I realize that I spend a lot of time thinking about fish.
My cousin had a goldfish named Sweeney. It exploded in front of us while she was feeding it from one of those little brown fish food boxes. Thus started my strange relationship with fish.
I order it all the time in restaurants. Women do that. It’s supposed to be healthier than it’s legged competitors. If you eat the right fish that is. The ones that stay out of the dreaded mercury zones.
I never order halibut. Always comes in a high square. Like a big piece of vanilla cake. Very unfish-like. Seems as if it’s been puzzled together. Have you noticed that? You lose interest about halfway through.
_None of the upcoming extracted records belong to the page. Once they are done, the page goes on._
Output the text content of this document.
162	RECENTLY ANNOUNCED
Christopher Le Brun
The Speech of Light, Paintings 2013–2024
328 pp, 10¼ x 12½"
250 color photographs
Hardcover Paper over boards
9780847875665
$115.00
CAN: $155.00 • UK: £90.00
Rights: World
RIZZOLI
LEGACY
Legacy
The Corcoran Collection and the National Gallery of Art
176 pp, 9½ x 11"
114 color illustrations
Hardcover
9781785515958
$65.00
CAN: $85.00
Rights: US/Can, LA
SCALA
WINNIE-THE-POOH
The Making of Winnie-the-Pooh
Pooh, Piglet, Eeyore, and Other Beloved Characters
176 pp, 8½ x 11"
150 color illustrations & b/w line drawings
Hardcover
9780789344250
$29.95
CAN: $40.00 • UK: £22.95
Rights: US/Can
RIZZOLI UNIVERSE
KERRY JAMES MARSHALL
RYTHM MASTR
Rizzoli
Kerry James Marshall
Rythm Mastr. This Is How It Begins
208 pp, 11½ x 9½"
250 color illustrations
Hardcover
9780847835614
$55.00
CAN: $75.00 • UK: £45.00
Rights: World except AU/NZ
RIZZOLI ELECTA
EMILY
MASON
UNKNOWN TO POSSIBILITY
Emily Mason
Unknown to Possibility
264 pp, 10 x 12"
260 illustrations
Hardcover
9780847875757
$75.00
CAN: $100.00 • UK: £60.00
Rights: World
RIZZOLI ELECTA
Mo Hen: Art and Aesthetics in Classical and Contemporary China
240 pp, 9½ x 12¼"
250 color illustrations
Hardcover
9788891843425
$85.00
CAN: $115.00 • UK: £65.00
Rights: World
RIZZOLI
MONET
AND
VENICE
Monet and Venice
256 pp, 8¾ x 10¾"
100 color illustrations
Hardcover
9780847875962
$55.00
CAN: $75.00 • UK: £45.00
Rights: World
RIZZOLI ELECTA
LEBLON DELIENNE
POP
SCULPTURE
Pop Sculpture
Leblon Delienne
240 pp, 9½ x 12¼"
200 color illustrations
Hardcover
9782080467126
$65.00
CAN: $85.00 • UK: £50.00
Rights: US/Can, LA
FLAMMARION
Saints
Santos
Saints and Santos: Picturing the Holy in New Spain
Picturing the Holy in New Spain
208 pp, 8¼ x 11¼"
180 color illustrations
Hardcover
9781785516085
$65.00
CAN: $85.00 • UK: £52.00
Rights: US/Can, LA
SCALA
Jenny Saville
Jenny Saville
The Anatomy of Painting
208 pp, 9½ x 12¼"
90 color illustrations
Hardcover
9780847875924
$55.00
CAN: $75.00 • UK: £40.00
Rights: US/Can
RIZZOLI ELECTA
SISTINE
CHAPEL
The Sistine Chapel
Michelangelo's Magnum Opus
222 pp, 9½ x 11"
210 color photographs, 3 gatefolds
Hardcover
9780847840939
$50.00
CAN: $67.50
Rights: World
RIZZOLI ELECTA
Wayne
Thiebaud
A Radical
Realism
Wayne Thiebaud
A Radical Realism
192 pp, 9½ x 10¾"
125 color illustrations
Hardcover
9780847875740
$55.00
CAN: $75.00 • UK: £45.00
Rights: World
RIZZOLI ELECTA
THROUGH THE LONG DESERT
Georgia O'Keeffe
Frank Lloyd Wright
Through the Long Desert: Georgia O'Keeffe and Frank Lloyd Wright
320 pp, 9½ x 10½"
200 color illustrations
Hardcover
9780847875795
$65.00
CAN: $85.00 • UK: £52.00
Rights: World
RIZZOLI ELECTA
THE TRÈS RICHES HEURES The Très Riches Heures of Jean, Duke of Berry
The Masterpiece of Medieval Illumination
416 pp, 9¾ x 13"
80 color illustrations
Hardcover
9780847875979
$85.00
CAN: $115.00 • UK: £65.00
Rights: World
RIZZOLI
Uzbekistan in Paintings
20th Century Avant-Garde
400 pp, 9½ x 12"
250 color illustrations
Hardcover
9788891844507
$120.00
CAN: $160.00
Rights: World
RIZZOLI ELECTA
I like Chilean sea bass, but that’s a bit of a political hot potato. So a bad idea when ordering. Particularly if eating with environmentalists.
Salmon. Every menu has salmon. Ugh. It’s like doing time while you’re eating dinner. You keep going with no idea why. Could anyone aptly describe the taste of a salmon filet? And now, to be acceptable, it has to be line caught by fifth generation Eskimos claiming residency above the arctic circle. Please.
When I was growing up my mother would make fish on Fridays. Catholics ate fish on Fridays. So it was always on sale. We weren’t Catholic, but my mother loved a bargain and would bake a large rectangle of frozen cod every Friday. With sliced tomatoes on the top.
My children share the same weirdness with fish. We had a vacation in the Amazon. The whole family fished for piranha. When you catch a piranha you have to bop it on the head with a mallot before you take out the hook so it doesn’t bite you. Which was a touch traumatic for all of us. But you have to do it. The stories are true. Piranha love eating people.
And so it goes.
Did you know that fish can’t swim backwards? Only sharks have eyelids? Jellyfish and starfish aren’t really fish? Tuna swim at forty-three mph? A seahorse pairs for life? One-third of male fish swimming in British waters change their sex?
Now ain’t that a fine kettle of fish?